Текст книги "Дьявольский рай. Почти невинна"
Автор книги: Ада Самарка
Жанр: Современная русская литература, Современная проза
сообщить о неприемлемом содержимом
Текущая страница: 13 (всего у книги 19 страниц)
Я пришла в себя, сидя на помятом полотенце, захлебываясь отчаянным кашлем. Он стоял на коленях за моей спиной, крепко обняв, целуя там, где шея переходит в лицо.
– Я, кажется, только что кончила.
– Да что ты говоришь, я прямо не заметил! – Он помог мне встать, стал одевать меня, как ребенка, вычищать из волос хвойные иголки и сухую траву. И потом внезапно, откуда-то из-за плеча: – Стой. Давай еще раз. Я хочу еще.

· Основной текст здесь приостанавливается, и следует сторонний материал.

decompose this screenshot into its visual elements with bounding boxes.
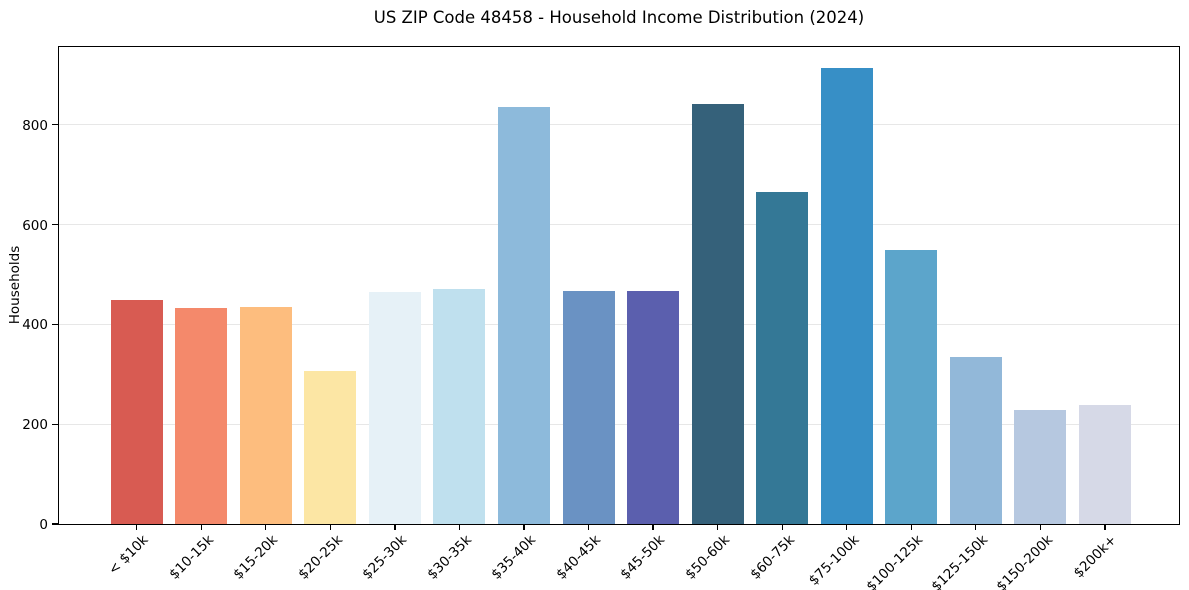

Я что-то промямлила в ответ. С моим пошатнувшимся представлением о времени… меня могли уже искать. Мой Гепард.
– Давай! – И руки снова поползли под майку.
– Подожди, я на разведку сбегаю, скоро вернусь.
Я явилась к ним. Тут же наткнулась на импровизированный столик на кирпичах, и весь драгоценный арахис полетел в траву. Мне хотелось играть заблудшую ночную тень из бесцветных лавров и полосок индигового неба. Я села на скамеечку рядом с папашей, уверенная, что выгляжу вполне естественно. Я протянула руку к восстановленному столику и налила себе полную чашку оставшегося вермута. Выпила залпом, не различая вкуса. Потом, с чувством выполненного долга, заявила, что иду спать, и поплелась по темной тропинке, спустилась вниз к якорю и паукообразным воротам. Решила срезать путь и пошла напролом через кусты. Тут же заблудилась, но, тем не менее, ясно чувствовала его присутствие где-то совсем рядом и, двигаясь исключительно по зову сердца, в конце концов очутилась в довольно глубокой яме, по всем нюховым ориентирам призванной быть мусорной. Я заорала и через мгновение теплые гепардьи руки тыкались мне в лицо.
– Я вот упала…
Он вытащил меня, отряхнул, я сказала смешное «привет». Быстро обнял меня, и мы стали целоваться.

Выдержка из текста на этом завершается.